Brief Explanation: JdeRobot-Kids is an academic framework for teaching robotics to children in a practical way. It is based on Python, the kids have to program typical robot behaviors like follow-line using Python. JdeRobot-Kids is now mostly centered in the mbot robot, from makeblock, both the real robot and the simulated one in Gazebo. Mbot is an Arduino based robot. Currently the student application runs at a regular computer, which is connected to the onboard Arduino. Arduino and PC interact using the Firmata protocol. This approach requires a continuous connection between the robot and the off-board computer. Arduino is limited on computer power so it is not enough to run a Python interpreter. The goal of this project is to "compile" the Python application to Arduino microprocessor. This way the kid program can be fully downloaded on the Mbot robot and run completely autonomous. Another possibility is to translate Python application to C/C++, as gcc/g++ already compiles it to Arduino microprocessor. Some ideas to explore are: LLVM compiler infrastructure, cython...

Expected results: Python application running on an Arduino microprocessor.

Knowledge Prerequisite: Python, compilers.

Mentors: JoséMaría Cañas (josemaria.plaza AT urjc.es) and Luis Roberto Morales (lr.morales.iglesias AT gmail.com).

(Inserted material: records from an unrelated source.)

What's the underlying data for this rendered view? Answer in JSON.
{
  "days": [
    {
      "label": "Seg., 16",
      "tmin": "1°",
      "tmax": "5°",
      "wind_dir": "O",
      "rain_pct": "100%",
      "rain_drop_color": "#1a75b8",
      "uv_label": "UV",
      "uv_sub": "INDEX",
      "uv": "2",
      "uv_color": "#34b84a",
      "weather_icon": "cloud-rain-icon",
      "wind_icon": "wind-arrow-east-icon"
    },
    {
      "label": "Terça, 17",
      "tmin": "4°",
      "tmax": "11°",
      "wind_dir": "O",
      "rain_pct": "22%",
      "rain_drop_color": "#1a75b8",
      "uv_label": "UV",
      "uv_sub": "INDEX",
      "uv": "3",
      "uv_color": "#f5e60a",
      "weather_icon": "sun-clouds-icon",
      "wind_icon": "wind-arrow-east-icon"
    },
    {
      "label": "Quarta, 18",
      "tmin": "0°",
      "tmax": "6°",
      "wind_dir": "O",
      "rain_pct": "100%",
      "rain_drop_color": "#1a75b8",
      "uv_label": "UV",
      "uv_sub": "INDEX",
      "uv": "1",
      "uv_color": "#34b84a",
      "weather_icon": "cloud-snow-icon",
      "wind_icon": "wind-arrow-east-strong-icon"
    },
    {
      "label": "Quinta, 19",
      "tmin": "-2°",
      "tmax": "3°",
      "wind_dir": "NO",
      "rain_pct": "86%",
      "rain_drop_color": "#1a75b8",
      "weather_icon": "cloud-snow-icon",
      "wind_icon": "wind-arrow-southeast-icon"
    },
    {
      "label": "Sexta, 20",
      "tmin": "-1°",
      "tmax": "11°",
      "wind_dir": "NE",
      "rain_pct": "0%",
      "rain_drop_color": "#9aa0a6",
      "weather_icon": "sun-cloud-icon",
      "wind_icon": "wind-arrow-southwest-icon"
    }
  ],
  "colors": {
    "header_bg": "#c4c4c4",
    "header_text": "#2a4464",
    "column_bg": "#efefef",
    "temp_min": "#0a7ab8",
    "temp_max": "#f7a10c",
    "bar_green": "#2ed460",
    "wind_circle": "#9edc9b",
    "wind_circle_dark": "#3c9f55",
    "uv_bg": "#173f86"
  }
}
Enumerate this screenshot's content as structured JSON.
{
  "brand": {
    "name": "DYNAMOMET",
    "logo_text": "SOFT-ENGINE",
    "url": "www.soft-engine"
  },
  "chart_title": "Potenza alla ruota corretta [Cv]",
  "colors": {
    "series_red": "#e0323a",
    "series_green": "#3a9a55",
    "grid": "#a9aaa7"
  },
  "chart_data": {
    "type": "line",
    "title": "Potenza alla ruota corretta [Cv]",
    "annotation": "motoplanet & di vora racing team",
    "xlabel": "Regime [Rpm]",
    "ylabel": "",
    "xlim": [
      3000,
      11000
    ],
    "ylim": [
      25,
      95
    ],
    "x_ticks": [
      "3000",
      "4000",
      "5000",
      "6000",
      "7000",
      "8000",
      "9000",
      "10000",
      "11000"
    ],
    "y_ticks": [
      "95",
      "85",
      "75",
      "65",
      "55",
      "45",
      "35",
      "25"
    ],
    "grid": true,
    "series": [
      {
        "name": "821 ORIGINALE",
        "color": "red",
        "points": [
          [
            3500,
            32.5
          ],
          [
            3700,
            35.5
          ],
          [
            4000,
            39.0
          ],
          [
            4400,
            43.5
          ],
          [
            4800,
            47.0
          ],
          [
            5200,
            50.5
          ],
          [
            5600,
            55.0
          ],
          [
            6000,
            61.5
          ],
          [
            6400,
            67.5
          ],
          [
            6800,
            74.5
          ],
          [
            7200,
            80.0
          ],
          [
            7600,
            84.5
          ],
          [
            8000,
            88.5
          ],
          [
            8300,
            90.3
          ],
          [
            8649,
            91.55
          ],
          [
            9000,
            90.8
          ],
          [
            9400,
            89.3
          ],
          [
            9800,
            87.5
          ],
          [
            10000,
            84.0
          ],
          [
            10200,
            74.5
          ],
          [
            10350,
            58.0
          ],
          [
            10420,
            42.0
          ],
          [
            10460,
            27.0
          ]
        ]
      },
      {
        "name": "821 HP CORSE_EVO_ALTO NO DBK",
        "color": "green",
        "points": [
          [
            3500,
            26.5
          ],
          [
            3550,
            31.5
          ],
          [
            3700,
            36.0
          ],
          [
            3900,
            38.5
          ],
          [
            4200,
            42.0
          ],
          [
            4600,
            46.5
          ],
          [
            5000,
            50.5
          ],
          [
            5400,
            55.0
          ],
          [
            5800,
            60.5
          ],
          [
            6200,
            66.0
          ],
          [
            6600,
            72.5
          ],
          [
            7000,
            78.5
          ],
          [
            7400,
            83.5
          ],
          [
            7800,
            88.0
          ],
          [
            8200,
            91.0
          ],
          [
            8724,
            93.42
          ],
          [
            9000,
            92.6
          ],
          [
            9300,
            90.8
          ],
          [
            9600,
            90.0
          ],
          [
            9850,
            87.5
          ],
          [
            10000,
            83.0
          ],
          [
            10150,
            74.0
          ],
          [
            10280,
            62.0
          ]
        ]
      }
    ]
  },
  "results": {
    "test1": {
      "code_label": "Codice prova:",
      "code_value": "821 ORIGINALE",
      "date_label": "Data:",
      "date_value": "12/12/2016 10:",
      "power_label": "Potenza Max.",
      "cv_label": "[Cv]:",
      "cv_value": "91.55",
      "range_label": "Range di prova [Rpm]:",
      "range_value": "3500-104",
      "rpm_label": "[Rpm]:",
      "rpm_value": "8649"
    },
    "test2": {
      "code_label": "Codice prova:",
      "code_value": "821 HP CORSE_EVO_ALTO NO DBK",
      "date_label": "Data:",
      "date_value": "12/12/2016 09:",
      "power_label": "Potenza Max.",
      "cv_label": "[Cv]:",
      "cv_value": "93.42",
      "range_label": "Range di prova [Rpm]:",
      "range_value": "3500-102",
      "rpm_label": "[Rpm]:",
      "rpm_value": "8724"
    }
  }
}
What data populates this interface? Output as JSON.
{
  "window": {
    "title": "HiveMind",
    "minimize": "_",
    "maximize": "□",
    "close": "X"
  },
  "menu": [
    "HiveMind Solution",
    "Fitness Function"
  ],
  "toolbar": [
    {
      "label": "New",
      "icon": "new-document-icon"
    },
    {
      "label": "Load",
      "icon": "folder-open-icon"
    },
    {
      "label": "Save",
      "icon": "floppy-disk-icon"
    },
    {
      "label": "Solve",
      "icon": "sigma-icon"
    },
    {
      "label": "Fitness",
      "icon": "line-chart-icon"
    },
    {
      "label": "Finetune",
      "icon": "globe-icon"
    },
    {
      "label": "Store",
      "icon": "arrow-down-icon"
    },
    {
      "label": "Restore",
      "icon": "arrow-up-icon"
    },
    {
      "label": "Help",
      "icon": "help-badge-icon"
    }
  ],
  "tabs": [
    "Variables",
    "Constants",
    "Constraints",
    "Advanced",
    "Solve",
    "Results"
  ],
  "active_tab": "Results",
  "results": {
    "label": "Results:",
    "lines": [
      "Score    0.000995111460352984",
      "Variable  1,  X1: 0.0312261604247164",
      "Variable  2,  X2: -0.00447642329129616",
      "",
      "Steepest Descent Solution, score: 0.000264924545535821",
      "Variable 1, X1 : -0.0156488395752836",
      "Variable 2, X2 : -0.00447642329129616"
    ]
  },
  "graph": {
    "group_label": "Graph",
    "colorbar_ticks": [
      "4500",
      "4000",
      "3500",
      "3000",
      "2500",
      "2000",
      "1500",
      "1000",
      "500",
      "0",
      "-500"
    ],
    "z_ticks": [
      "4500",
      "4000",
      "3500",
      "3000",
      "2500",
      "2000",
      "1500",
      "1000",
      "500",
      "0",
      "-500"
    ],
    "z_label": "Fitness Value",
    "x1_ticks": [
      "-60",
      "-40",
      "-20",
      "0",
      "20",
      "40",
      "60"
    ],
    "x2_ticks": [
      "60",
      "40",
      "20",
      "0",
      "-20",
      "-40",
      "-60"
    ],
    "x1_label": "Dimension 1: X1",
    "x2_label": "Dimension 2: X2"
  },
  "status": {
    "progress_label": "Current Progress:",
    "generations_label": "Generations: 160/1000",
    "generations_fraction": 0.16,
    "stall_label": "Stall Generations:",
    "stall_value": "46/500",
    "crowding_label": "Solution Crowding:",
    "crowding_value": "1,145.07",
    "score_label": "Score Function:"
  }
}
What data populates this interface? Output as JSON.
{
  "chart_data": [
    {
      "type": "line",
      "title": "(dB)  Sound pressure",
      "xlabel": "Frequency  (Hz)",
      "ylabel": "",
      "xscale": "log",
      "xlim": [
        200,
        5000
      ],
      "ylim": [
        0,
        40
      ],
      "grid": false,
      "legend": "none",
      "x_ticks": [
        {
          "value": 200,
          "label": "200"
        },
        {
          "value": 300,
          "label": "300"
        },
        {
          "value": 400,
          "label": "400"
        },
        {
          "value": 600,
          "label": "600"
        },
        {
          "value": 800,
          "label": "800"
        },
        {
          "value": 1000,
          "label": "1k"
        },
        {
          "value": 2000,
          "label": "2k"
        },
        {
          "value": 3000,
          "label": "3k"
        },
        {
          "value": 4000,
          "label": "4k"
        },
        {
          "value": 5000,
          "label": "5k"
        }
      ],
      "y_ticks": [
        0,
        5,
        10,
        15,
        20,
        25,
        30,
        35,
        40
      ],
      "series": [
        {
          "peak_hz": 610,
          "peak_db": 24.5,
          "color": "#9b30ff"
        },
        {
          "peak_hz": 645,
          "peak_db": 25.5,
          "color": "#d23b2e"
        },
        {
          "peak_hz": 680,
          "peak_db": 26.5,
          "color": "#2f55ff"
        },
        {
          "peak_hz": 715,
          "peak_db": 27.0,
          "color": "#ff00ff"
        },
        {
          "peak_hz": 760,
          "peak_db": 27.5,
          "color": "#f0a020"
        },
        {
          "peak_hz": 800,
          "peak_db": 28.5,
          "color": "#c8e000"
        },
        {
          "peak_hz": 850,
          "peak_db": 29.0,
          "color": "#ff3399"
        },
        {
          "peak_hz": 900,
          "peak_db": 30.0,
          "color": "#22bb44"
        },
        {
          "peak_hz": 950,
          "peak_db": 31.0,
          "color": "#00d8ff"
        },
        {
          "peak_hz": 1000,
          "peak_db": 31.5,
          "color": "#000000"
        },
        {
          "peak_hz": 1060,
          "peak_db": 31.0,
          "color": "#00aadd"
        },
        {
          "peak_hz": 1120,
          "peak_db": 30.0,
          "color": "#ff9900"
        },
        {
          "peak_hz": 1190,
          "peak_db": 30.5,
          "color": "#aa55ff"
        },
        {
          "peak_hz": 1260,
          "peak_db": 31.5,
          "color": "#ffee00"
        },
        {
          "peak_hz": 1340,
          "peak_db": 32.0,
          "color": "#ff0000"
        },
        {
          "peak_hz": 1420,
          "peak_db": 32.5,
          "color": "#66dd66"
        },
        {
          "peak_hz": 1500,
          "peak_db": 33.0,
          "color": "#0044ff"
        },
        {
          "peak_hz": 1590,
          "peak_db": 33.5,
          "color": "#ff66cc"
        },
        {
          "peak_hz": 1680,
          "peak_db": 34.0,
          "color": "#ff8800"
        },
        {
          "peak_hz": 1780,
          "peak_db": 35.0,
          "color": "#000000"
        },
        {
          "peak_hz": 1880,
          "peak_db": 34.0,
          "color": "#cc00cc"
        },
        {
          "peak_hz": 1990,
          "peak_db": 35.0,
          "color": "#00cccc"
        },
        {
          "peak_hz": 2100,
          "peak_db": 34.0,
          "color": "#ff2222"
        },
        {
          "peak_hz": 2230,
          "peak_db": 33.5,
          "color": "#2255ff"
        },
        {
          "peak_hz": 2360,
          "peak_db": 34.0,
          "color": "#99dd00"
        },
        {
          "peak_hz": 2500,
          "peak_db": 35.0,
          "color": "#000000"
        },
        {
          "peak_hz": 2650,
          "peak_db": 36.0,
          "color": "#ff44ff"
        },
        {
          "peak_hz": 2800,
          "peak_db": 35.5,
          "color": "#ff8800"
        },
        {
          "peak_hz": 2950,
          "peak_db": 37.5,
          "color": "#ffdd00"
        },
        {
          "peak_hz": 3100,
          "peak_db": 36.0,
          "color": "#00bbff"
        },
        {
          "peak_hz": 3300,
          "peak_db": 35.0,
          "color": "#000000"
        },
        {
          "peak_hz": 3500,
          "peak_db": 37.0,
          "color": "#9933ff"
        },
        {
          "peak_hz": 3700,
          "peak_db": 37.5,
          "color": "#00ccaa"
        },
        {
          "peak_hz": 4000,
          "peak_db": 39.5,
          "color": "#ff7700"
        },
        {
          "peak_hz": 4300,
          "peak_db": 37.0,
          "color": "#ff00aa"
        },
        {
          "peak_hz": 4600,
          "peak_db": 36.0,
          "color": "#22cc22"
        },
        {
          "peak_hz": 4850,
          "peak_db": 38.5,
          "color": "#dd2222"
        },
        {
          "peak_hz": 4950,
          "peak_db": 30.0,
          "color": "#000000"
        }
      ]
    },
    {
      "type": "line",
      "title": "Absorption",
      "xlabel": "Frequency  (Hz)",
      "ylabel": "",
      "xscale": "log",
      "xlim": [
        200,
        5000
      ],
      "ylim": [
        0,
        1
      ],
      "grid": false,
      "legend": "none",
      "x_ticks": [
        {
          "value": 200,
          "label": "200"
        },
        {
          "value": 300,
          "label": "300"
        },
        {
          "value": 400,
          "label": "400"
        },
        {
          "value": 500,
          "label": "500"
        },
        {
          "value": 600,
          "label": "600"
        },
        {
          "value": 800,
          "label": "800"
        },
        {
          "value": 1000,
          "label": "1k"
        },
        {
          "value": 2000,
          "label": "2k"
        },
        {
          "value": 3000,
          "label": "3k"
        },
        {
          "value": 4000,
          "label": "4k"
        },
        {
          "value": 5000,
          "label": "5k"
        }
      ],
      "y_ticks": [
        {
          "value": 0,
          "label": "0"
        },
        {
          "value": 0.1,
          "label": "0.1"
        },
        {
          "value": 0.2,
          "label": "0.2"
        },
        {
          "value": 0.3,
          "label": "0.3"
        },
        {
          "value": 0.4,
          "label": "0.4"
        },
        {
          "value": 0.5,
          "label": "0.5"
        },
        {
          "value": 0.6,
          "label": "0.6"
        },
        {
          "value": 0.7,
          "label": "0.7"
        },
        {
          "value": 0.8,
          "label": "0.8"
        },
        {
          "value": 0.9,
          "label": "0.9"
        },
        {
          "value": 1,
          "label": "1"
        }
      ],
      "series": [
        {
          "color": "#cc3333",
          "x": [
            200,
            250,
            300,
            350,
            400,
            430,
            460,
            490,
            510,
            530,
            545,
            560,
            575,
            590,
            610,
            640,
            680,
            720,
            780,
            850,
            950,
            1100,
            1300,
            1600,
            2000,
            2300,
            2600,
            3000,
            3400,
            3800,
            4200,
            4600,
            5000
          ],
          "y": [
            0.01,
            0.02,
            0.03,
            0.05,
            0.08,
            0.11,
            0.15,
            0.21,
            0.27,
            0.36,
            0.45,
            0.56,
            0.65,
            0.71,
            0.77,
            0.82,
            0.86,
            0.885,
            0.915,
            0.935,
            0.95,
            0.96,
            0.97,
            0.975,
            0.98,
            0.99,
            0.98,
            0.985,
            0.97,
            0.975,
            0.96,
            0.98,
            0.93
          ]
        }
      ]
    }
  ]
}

VisualCircuit tool, digital electronics language for robot behaviors

Brief Explanation: In reconfigurable circuits (FPGAs) a hardware description language is used to visually specify the circuit configuration and its behavior. For instance, the open source IceStudio tool uses such visual language to configure FPGAs. The idea of this project is to explore the use of the same visual language to program reactive robot behaviors. There are blocks (existing circuits) and wires to connect their inputs and outputs. Instead of synthesizing the visual program into a FPGA implementation the goal is to synthesize it into a Python program. Each block is translated into a thread that runs a transforming function at fast iterations. Each iteration reads the block inputs, does some specific processing to compute the right values and writes them on its outputs. Each wire is translated into a shared variable where the blocks can write or read.

Expected results: a new tool to program reactive robot behaviors using a visual language based on blocks and wires.

Knowledge Prerequisite: Python programming skills.

Mentors: JoséMaría Cañas (josemaria.plaza AT urjc.es), Samuel Rey (samuel.rey.escudero AT gmail.com).